私も吉岡も『墨田商店の思い出の光景』って、
二匹の猫と墨田の婆ちゃんで『ワンセット』になっていないか?
だから普通、あの頃の思い出が夢に出て来るとしたら『猫達だけ』が出て来て『お婆ちゃん』が出て来ないってのは、何かおかしくないか?」
「う、うん!た、確かにそうだな!!」
「吉岡…。
どうも、私には猫達がお前に対して『何かメッセージを伝えようとして』自ら、お前の夢に出て来たような気がしてならないんだよ。
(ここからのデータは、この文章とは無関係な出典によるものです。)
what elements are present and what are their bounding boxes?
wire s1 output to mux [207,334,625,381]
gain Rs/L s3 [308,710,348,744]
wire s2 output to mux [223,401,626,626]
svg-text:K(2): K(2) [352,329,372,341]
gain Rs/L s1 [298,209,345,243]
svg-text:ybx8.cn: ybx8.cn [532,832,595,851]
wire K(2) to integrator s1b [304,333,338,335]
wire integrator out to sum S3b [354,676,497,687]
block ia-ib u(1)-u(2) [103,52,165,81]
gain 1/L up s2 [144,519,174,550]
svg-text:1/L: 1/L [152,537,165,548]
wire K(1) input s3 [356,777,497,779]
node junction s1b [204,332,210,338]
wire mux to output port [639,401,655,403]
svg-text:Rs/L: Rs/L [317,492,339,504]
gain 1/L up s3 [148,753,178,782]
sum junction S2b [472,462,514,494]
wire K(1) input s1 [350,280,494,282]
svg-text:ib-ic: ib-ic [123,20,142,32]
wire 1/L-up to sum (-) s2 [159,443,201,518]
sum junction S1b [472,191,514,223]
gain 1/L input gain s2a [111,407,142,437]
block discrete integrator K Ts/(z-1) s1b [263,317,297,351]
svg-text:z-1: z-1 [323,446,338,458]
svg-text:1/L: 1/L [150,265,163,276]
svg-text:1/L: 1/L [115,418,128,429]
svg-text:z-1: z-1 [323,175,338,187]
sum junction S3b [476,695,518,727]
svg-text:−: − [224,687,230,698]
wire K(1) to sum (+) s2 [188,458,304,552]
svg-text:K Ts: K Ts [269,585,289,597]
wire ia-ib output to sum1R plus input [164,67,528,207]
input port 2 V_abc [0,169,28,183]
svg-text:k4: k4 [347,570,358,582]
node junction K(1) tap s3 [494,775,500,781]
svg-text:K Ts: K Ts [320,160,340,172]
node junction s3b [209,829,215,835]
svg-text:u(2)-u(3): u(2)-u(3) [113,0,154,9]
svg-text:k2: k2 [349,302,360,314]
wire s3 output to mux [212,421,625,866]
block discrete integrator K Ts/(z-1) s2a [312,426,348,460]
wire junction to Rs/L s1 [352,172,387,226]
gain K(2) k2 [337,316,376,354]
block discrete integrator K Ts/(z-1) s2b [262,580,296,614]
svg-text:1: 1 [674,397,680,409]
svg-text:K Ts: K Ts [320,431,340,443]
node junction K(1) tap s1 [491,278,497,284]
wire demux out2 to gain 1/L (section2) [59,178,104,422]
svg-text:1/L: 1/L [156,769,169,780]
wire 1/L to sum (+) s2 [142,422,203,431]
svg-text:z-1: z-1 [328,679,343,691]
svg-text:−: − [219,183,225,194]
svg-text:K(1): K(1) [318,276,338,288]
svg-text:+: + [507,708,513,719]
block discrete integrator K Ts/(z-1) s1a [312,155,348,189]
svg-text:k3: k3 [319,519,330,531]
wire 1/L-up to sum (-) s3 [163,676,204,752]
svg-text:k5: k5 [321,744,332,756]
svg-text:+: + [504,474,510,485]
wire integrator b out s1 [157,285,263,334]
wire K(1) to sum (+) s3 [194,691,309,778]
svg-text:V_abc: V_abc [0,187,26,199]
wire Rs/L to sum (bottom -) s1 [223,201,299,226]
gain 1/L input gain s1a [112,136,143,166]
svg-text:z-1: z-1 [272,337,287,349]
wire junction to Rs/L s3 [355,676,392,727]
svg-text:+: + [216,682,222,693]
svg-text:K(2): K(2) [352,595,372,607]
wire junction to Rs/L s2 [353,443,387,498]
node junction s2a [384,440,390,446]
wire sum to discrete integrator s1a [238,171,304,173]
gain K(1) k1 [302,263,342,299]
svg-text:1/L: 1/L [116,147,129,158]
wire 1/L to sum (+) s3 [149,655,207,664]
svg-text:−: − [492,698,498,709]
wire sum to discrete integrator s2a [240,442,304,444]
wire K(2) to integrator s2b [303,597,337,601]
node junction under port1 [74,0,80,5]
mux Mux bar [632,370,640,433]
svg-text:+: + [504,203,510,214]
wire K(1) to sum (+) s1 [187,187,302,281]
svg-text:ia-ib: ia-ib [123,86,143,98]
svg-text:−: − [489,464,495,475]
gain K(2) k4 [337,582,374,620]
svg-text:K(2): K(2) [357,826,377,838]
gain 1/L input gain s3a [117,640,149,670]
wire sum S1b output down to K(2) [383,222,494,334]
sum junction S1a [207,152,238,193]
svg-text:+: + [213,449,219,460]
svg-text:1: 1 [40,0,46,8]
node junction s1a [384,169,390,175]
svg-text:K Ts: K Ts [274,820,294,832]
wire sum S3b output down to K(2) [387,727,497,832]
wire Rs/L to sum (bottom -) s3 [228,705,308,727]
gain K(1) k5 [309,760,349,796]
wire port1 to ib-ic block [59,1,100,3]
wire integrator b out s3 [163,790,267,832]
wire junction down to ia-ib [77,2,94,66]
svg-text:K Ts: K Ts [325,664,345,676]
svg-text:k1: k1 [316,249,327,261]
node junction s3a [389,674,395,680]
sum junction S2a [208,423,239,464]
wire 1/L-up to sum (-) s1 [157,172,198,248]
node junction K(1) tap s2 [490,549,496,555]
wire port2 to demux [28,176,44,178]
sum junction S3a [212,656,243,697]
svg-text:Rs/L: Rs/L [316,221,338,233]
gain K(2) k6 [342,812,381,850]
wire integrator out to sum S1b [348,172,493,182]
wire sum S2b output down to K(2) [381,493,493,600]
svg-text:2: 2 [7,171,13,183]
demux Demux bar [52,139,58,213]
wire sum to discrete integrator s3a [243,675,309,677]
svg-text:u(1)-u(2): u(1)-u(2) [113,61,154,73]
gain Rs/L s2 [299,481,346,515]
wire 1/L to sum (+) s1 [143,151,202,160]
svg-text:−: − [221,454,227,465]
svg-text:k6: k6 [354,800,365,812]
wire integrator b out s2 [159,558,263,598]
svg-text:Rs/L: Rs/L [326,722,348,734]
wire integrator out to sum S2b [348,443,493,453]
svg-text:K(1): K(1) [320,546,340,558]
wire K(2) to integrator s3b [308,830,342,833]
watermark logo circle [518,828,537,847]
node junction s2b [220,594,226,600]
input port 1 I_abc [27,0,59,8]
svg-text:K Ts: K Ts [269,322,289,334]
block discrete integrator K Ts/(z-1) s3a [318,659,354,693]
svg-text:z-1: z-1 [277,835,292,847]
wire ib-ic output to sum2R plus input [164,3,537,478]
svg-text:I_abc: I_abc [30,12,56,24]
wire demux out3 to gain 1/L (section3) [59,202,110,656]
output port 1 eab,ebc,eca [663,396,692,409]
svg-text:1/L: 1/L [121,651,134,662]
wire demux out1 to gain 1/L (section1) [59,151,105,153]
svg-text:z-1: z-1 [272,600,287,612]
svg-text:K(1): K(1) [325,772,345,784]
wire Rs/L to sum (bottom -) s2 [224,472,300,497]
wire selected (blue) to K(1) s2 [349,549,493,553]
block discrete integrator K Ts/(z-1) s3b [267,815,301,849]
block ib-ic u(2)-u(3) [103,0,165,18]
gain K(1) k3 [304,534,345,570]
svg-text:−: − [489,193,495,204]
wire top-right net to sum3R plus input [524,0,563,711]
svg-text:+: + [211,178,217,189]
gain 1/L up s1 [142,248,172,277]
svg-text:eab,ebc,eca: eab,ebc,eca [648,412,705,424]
たがら、お婆ちゃんは夢に出て来なかった」
『…オカルト否定派の私らしからぬ発言だな…』
と思いながらも、私は自分の考えを述べた。
「…なあ…沢村?」
と、吉岡が少しの沈黙の後、不意に私の顔を見詰めて言った。
「突然だけど、明日の土曜日って…ヒマか?」
「何だ、いきなり。まあ、ヒマと言えばヒマだけど…」
「ちょっとさ。明日、行ってみないか?墨田商店」
「…え?」
「いやぁ、そう言われると、なおさら気になってさ。な!行ってみようぜ!」
見ると、吉岡の両目がキラキラと輝いている。
私は、それに応えた。
「うん!確かにそれは私も同感だ!よし、行ってみるか!」
「そう来なくっちゃ!じゃあ、ここは俺がおごるよ!次もチューハイで良いだろ?!」
と、吉岡は嬉しそうに笑いながら私の注文を聞かずにチューハイを二つ、店員に注文した。